Ex-maid of honor Eloise (Anna Kendrick)—having been relieved of her duties after being unceremoniously dumped by the best man via text—decides to hold her head up high and attend her oldest friend’s wedding anyway. She finds herself seated at the ‘random’ table in the back of the ballroom with a disparate group of strangers, most of whom should have known to just send regrets (but not before sending something nice off the registry). As everyone’s secrets are revealed, Eloise learns a thing or two from the denizens of Table 19. Friendships—and even a little romance—can happen under the most unlikely circumstances.
“Table 19” is a film with some genuinely funny moments, and the movie’s plot and quality is elevated due to the terrific cast.
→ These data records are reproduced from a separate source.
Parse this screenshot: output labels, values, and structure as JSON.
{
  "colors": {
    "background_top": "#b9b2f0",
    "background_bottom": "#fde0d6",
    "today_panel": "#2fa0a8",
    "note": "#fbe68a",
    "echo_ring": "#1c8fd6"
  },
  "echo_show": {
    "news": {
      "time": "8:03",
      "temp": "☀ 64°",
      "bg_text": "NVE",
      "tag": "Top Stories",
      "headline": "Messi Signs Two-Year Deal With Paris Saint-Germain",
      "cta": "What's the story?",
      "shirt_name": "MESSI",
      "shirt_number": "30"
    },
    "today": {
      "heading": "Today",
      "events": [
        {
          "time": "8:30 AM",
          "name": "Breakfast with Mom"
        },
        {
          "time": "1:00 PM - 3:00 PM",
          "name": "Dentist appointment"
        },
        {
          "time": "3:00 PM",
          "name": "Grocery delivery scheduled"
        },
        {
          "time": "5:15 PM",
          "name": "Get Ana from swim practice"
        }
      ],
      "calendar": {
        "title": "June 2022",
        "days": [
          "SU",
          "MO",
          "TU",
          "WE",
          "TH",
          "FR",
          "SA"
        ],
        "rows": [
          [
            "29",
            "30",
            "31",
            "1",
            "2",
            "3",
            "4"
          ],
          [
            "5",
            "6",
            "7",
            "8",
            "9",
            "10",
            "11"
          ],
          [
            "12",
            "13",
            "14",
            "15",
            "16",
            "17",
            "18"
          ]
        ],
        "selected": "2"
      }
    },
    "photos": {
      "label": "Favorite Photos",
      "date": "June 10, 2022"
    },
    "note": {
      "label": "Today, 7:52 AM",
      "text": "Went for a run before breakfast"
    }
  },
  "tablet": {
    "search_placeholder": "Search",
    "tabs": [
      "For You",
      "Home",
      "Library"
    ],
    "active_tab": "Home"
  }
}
Eloise (Anna Kendrick) has been dumped by Teddy (Wyatt Russell), her boyfriend. His sister is getting married and, despite her break-up with Teddy, Eloise accepts the invitation to attend. Of course, she ends up at Table 19, which she learns is the table where those invited “should have sent regrets, but not before buying something nice from the registry first.”
Table 19 is the table that is the farthest away from the married couple. It seems only “misfits” or those considered “losers” were given this place at the table. This “elite group” includes a couple who run a diner and don’t know why they were invited and a teen who is close to being an adult and is unsuccessfully repressing his physical feelings for a young woman, any young woman. A very tall cousin is part of the group as is the former nanny for the bride. Despite Teddy not being happy about Eloise being there, some good does come out of this odd situation, including Eloise meeting a good-looking young man. They are soon dancing and the rest of Table 19 begins to form a friendship.
One of the funny moments of the film includes a toast being given to the couple, dubbed “Romeo and Juliet” and the wish that they have the same happy ending as Shakespeare’s famous couple! Regrettably, due to some strong content in a few areas (as listed), we can’t award the movie our Dove Family-Approved Seal. But if anyone has ever felt like the odd man out, this movie is all about that, but with a dash of hope mixed in with it—or, if you prefer, a silver lining.